I saw a nice webpage
layout in a PDF tutorial. The page was laid out in
quadrants and my first reaction was, "I wonder if you could build that
using HTML Frames using percentages for the individual frames instead of
fixed widths."
So another experiment was born. I do not advocate
usage of Frames because of the mantra out there on the Internet to
"Never Use Frames". But I obviously don't care. The complaint mainly
originates from formally-educated programmers because they were taught
such stuff in school. As Mark Twain said, "I never let my education get
in the way of my learning."
I've attached some stills that compare browsers set at different window sizes to demonstrate the changes. Here's a live page so you can play with it and explore.
To make this work, I bought a Flash script from ActiveDen
for $10. I wanted an image rotator that produced some dynamic resizing
of the JPEG images. Meaning: if the screen dimensions were altered the
image would try to reshape itself to match.
The script I bought
rotated 6 images each time the page reloaded chosing from random but
never reshowing the last one viewed. That seemed handy and it was
editable in Flash version 8 which I happened to have. I'm not a Flash
programmer but I wanted to remove some of the "extras" from the script
and also make it into a 2-image rotator. It was actually pretty easy
because the code was well documented (i.e. Change this number right
here, stupid!). I just reload the same image for each time on this site.

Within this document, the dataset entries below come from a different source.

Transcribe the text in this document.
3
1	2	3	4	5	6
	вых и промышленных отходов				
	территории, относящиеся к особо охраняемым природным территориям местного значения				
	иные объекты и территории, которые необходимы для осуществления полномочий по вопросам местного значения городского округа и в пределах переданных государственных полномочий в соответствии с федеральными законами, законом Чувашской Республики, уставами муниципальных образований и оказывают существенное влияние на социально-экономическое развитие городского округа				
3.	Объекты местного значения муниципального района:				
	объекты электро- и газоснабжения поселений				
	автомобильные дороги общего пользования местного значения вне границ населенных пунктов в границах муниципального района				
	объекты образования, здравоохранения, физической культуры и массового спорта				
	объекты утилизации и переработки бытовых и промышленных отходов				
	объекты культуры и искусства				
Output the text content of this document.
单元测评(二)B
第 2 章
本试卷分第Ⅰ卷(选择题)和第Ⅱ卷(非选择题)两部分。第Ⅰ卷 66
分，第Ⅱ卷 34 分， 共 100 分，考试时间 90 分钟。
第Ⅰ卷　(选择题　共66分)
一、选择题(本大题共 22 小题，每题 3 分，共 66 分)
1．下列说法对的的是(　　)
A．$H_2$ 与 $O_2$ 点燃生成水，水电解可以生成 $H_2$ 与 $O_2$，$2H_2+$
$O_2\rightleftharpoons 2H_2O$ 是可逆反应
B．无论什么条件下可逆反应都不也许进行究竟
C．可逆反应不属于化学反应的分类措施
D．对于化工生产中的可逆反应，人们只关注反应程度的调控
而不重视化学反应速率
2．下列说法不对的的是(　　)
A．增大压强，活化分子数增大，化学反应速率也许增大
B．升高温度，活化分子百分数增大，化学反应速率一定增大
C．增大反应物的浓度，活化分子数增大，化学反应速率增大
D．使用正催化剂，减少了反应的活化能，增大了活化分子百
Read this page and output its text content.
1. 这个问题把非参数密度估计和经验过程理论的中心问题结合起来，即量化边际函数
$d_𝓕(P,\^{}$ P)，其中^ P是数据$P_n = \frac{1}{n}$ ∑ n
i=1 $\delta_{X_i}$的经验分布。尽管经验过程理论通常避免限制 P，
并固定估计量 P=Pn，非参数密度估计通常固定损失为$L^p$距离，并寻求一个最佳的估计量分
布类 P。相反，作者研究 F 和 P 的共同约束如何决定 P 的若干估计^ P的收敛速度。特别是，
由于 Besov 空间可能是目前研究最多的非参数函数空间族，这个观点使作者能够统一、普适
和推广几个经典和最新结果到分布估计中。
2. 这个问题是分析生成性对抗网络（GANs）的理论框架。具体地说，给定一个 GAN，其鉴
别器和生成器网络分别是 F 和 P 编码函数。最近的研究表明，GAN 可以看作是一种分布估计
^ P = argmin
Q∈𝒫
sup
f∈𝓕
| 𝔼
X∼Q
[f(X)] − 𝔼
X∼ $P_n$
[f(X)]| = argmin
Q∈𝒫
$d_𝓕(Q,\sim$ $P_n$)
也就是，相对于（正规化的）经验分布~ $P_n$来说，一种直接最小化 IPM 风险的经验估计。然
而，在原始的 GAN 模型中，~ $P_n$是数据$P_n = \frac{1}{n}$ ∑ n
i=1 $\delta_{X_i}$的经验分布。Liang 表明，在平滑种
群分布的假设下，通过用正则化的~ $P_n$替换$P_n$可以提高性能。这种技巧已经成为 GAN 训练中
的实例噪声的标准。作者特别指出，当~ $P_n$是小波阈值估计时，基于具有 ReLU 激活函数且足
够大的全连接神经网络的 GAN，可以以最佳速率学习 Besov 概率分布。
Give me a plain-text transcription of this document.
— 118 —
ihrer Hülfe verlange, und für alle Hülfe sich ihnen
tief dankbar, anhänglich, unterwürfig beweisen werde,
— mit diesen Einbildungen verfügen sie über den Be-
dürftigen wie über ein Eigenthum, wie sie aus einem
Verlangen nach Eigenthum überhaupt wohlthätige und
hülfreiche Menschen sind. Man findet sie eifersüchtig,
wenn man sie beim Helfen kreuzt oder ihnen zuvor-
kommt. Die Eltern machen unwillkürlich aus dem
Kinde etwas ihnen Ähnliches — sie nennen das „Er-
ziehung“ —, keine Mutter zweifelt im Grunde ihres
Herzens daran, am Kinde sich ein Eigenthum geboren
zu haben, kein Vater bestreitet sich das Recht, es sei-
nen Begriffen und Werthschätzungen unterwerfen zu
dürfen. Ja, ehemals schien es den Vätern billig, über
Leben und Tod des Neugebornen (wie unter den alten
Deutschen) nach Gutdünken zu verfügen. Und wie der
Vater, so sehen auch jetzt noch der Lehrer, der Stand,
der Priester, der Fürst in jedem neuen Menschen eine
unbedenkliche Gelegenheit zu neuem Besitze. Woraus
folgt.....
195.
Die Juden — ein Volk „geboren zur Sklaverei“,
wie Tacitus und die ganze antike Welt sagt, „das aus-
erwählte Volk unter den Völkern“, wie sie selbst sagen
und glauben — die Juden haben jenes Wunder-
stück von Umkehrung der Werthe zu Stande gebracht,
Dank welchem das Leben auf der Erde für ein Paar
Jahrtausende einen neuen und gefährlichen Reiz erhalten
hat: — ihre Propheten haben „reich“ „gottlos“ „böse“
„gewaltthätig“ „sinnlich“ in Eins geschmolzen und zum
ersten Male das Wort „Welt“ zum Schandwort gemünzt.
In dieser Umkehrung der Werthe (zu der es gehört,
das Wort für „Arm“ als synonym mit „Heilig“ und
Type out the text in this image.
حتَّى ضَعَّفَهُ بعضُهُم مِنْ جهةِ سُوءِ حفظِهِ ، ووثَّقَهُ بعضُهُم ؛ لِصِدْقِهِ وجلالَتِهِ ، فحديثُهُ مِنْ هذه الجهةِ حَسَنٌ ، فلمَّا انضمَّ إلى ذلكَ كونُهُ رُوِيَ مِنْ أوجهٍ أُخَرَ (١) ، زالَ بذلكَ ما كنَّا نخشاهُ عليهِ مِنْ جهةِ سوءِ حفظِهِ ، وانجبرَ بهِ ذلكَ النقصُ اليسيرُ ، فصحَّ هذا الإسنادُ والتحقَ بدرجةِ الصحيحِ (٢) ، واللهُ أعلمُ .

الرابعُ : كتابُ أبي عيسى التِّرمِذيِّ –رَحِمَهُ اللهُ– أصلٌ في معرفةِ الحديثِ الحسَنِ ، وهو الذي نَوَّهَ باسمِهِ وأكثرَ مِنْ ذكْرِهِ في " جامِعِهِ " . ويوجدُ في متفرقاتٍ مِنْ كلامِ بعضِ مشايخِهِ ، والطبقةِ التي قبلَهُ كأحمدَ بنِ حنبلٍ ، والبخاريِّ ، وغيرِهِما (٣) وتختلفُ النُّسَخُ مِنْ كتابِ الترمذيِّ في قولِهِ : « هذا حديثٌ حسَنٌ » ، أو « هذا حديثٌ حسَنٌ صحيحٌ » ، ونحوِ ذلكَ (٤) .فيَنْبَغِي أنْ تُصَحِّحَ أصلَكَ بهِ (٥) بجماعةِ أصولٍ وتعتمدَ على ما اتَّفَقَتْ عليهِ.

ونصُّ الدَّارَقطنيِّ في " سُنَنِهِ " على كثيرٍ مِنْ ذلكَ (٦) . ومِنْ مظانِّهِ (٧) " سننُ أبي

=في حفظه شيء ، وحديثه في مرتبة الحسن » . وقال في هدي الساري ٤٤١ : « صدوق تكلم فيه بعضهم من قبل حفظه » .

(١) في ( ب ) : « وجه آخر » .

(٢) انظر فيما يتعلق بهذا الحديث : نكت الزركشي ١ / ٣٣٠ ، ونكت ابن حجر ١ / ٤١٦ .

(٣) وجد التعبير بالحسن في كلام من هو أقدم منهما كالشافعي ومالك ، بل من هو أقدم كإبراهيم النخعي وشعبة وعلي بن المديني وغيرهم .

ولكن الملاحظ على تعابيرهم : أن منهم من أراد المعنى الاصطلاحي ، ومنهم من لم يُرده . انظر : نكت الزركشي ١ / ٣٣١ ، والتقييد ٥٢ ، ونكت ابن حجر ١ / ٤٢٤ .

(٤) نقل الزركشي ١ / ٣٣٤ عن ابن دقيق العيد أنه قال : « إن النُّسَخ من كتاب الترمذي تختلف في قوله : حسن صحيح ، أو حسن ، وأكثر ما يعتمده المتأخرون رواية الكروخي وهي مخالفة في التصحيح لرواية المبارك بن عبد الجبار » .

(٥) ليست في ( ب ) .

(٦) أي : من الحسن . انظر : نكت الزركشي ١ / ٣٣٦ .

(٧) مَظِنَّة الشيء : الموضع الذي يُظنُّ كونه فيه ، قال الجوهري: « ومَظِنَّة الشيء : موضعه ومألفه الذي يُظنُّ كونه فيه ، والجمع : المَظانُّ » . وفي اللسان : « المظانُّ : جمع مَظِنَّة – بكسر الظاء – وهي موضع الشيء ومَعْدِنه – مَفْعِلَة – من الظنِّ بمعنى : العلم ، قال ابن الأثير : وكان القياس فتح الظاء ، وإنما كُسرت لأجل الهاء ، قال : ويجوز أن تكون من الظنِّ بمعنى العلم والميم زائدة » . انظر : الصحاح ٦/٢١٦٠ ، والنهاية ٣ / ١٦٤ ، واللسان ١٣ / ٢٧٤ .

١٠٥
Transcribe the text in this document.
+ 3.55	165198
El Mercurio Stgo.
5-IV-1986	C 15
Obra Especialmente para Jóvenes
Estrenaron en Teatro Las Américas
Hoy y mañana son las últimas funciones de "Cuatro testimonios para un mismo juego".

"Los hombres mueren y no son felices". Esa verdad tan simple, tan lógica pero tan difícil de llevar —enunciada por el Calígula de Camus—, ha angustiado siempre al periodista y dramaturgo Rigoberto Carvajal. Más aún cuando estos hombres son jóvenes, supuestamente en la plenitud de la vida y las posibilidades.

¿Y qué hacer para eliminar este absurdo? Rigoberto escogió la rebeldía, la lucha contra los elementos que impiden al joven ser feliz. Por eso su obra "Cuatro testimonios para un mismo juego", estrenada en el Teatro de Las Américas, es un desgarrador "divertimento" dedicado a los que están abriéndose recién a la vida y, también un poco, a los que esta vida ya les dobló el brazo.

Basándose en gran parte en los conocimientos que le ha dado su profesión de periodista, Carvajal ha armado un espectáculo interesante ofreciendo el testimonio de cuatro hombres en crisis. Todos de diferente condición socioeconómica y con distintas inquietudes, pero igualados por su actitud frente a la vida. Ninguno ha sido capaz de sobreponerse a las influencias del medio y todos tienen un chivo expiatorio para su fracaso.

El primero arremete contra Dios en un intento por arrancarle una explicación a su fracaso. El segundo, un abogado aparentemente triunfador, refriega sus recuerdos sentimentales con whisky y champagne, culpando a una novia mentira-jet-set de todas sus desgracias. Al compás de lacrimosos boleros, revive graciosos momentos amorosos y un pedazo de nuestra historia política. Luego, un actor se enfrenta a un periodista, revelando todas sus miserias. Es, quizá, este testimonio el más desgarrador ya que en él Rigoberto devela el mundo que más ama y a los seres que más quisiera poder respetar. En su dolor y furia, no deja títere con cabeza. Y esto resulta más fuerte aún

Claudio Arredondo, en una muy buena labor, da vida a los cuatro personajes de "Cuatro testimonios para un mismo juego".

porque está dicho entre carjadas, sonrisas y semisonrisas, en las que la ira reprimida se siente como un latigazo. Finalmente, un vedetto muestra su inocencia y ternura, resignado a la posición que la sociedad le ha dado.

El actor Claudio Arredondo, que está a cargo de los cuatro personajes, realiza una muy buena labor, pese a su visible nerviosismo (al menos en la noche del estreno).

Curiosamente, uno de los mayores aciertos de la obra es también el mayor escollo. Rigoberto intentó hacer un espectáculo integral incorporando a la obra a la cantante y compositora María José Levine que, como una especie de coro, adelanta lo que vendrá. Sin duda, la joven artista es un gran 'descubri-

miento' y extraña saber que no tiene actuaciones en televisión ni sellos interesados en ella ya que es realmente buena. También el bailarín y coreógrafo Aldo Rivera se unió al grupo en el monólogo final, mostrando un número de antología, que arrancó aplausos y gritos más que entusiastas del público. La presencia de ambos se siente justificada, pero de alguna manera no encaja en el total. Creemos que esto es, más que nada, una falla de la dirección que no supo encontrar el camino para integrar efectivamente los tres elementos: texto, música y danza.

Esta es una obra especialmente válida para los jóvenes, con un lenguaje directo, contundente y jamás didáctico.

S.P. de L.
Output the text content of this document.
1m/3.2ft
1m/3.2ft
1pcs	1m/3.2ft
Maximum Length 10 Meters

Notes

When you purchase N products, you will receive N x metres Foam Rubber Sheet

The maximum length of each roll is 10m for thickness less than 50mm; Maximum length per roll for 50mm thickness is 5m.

A cheap trick to make the Flash widget do what I wanted.
The
interesting thing about the Flash script was it built the image from the
top-left corner and tried it's best to match the height and let the
horizontal aspect ratio follow that. This actually worked pretty well.
But I had to adapt images so most of the JPEG image "baked-in type" was
to the left.
I used stock animal images from stock.xchng. They were free. So the animal photos are used throughout.
If you'd like to learn some extra goodies to educate your clients,
download the free PDFs in the SEARCH and DESIGN sections of this demo
site.
In these attachments, look primarily at the jaguar to see
how the image gets cropped in different ways but still works. Test the
other pages live.
The links on Firefox are different (white) because they have all been "visited".
Different and smaller aspect ratios on the same browsers. As
you can see Flash and Frames work on all desktop browsers. Where they
have failings is on mobile or Apple devices that don't support those
technologies. Mobile is growing fast.